Oleh: Drs.H. Idat Mustari, SH, Pemerhati Masalah Sosial dan Agama
NUBANDUNG - Kita tak akan pernah bisa bersimpati pada orang lain, jika kita tak punya empati. Empati adalah menempatkan diri pada situasi orang dan merasakan apa yg dirasakan orang. jika sudah bisa seperti ini baru kita bisa bersimpati yakni melakukan sesuatu untuk membantu orang lain, paling tidak dengan doa pada orang-orang yang sedang ditimpa musibah atau penderitaan.
Empati adalah anugerah yang Allah berikan pada setiap manusia. Kemampuan seperti ini menjadikan manusia lembut dan mencintai orang lain. Begitupun ketika empati ini sudah tidak ada pada diri seseorang maka ia akan tenggelam dengan mencintai dirinya sendiri dan tak peduli orang lain. Asal senang dirinya sendiri, atau egois. Orang-orang seperti ini akan kehilangan sisi rasa kemanusiaan dan tak mampu merasakan penderitaan orang lain.
Orang yang sudah hilang empatinya pada penderitaan manusia. dalam pandangan spiritual adalah mereka yang sedang sakit hatinya (qolbun maridh) bahkan mati (Qolbun Mayyit). “Allah telah menutup hati dan pendengaran mereka, dan pada penglihatan mereka ada penutup; dan bagi mereka azab yang berat.” (QS. Al Baqarah:7).
Mampu berempati pada derita orang lain itulah kemudian seorang muslim diwajibkan puasa selama bulan Ramadhan. Mereka yang berpuasa diajarkan untuk menempatkan dirinya pada situasi orang-orang yang miskin, yang kelaparan, yang kesulitan makan dan minum.
Rasulullah SAW mengajarkan kepada pengikutnya untuk berempati pada orang lain, seperti tercermin dalam sebuah hadis “Perumpamaan orang-orang yang beriman di dalam saling mencintai, saling menyayangi dan mengasihi adalah seperti satu tubuh, bila ada salah satu anggota tubuh mengaduh kesakitan, maka anggota-anggota tubuh yang lain ikut merasakannya, yaitu dengan tidak bisa tidur dan merasa demam.” (HR Bukhari dan Muslim).
Begitupun kita sangat tidak mungkin bisa bersimpati pada kaum muslimin di Palestina yang saat ini sedang mengalami kekejian yang dilakukan oleh orang-orang Israil. Jika kita tidak pernah menempatkan diri seolah-olah jadi orang tua palestina yang kehilangan anak-anaknya atau jadi anak-anak yang kehilangan kedua orang tuanya.

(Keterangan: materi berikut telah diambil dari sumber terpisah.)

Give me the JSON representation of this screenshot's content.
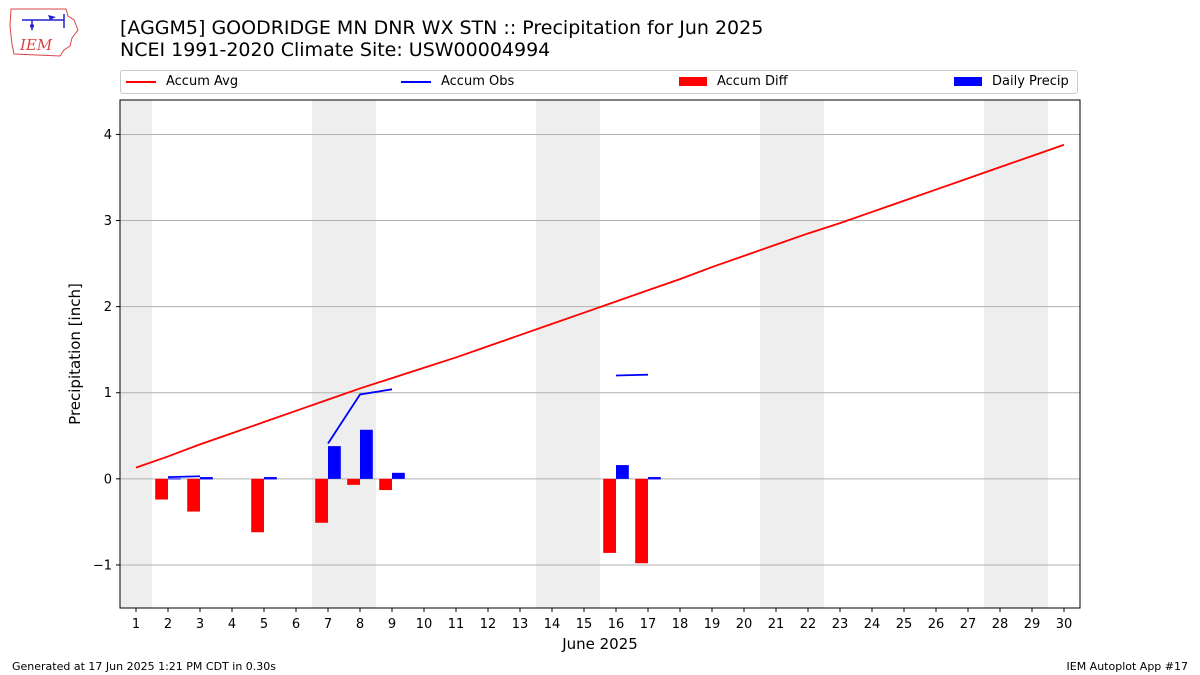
{
  "header": {
    "title_line1": "[AGGM5] GOODRIDGE MN DNR WX STN :: Precipitation for Jun 2025",
    "title_line2": "NCEI 1991-2020 Climate Site: USW00004994"
  },
  "logo": {
    "text": "IEM"
  },
  "legend": {
    "accum_avg": "Accum Avg",
    "accum_obs": "Accum Obs",
    "accum_diff": "Accum Diff",
    "daily_precip": "Daily Precip"
  },
  "footer": {
    "left": "Generated at 17 Jun 2025 1:21 PM CDT in 0.30s",
    "right": "IEM Autoplot App #17"
  },
  "colors": {
    "avg": "#ff0000",
    "obs": "#0000ff",
    "diff": "#ff0000",
    "precip": "#0000ff",
    "weekend": "#eeeeee",
    "grid": "#b0b0b0"
  },
  "chart_data": {
    "type": "bar",
    "xlabel": "June 2025",
    "ylabel": "Precipitation [inch]",
    "xlim": [
      0.5,
      30.5
    ],
    "ylim": [
      -1.5,
      4.4
    ],
    "days": [
      1,
      2,
      3,
      4,
      5,
      6,
      7,
      8,
      9,
      10,
      11,
      12,
      13,
      14,
      15,
      16,
      17,
      18,
      19,
      20,
      21,
      22,
      23,
      24,
      25,
      26,
      27,
      28,
      29,
      30
    ],
    "yticks": [
      -1,
      0,
      1,
      2,
      3,
      4
    ],
    "ytick_labels": [
      "−1",
      "0",
      "1",
      "2",
      "3",
      "4"
    ],
    "weekend_days": [
      1,
      7,
      8,
      14,
      15,
      21,
      22,
      28,
      29
    ],
    "grid": "y",
    "series": [
      {
        "name": "Accum Avg",
        "type": "line",
        "x": [
          1,
          2,
          3,
          4,
          5,
          6,
          7,
          8,
          9,
          10,
          11,
          12,
          13,
          14,
          15,
          16,
          17,
          18,
          19,
          20,
          21,
          22,
          23,
          24,
          25,
          26,
          27,
          28,
          29,
          30
        ],
        "y": [
          0.13,
          0.26,
          0.4,
          0.53,
          0.66,
          0.79,
          0.92,
          1.05,
          1.17,
          1.29,
          1.41,
          1.54,
          1.67,
          1.8,
          1.93,
          2.06,
          2.19,
          2.32,
          2.46,
          2.59,
          2.72,
          2.85,
          2.97,
          3.1,
          3.23,
          3.36,
          3.49,
          3.62,
          3.75,
          3.88
        ]
      },
      {
        "name": "Accum Obs",
        "type": "line",
        "segments": [
          {
            "x": [
              2,
              3
            ],
            "y": [
              0.02,
              0.03
            ]
          },
          {
            "x": [
              3,
              3.4
            ],
            "y": [
              0.01,
              0.01
            ]
          },
          {
            "x": [
              5,
              5.4
            ],
            "y": [
              0.01,
              0.01
            ]
          },
          {
            "x": [
              7,
              8,
              9
            ],
            "y": [
              0.41,
              0.98,
              1.04
            ]
          },
          {
            "x": [
              16,
              17
            ],
            "y": [
              1.2,
              1.21
            ]
          },
          {
            "x": [
              17,
              17.4
            ],
            "y": [
              0.01,
              0.01
            ]
          }
        ]
      },
      {
        "name": "Accum Diff",
        "type": "bar",
        "x": [
          2,
          3,
          5,
          7,
          8,
          9,
          16,
          17
        ],
        "values": [
          -0.24,
          -0.38,
          -0.62,
          -0.51,
          -0.07,
          -0.13,
          -0.86,
          -0.98
        ]
      },
      {
        "name": "Daily Precip",
        "type": "bar",
        "x": [
          2,
          3,
          5,
          7,
          8,
          9,
          16,
          17
        ],
        "values": [
          0.005,
          0.005,
          0.005,
          0.38,
          0.57,
          0.07,
          0.16,
          0.005
        ]
      }
    ]
  }
}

Berbagai kiriman tentang situasi di sana via gadget yah “hare-hare” saja, selama kita tidak mau menempatkan diri kita pada situasi, kondisi seperti mereka. Bahkan jangan kan bisa berempati pada derita bangsa Palestina, pada penderitan saudara, teman, tetangga pun kita sudah tak berempati lagi. Atau mungkin hati kita sudah lama mati. Allahu’Alam
Mari kita tutup dengan doa untuk masyarakat Palestina :
“Ya Allah turunkanlah hukumanMu atas kaum Yahudi yang telah melakukan kezhaliman dengan membunuh saudara-saudara kami kaum muslimin di Palestina, Ya Allah hukumlah mereka sesungguhnya mereka tak mampu melemahkanMu,”
“Ya Allah cerai beraikan mereka porak porandakan kesatuan mereka dan turunkanlah balasanMu atas mereka, Ya Allah kumpukan dan binasakanlah mereka dan jangalah Kamu sisakan sedikitpun dari mereka,”
“Ya Allah turunkanlah atas mereka dan semua pihak yang membantu mereka balasanMu yang tidak dapat ditolak oleh kaum pembuat kezhaliman”
“Ya Allah selamatkanlah saudara-saudara kami kaum muslimin yang lemah di Palestina, Ya Allah sayangi dan kasihilah mereka dan keluarkanlah mereka dari isolasi dan keadaan sempit yang mereka alami saat ini,”
“Ya Allah terimalah syuhada mereka dan sembuhkanlah yang luka dan sakit dari kalangan mereka,”
“Ya Allah tetaplah bersama mereka dan jauhilah musuh-musuh mereka karena tiada daya dan kekuatan bagi mereka kecuali dariMu”
“Ya Allah turunkanlah pertolonganMu buat kaum mujahidin di Palestina, Ya Allah tolonglah mereka menghadapi kaum Yahudi dan penolong-penolong mereka dari kalangan kuffar dan kaum munafiq,”
“Ya Allah tepatkanlah bidikan mereka, rapatkanlah shaf perjuangan mereka dan satukanlah kalimat mereka di atas kebenaran Ya Hayyu Ya Qayyum."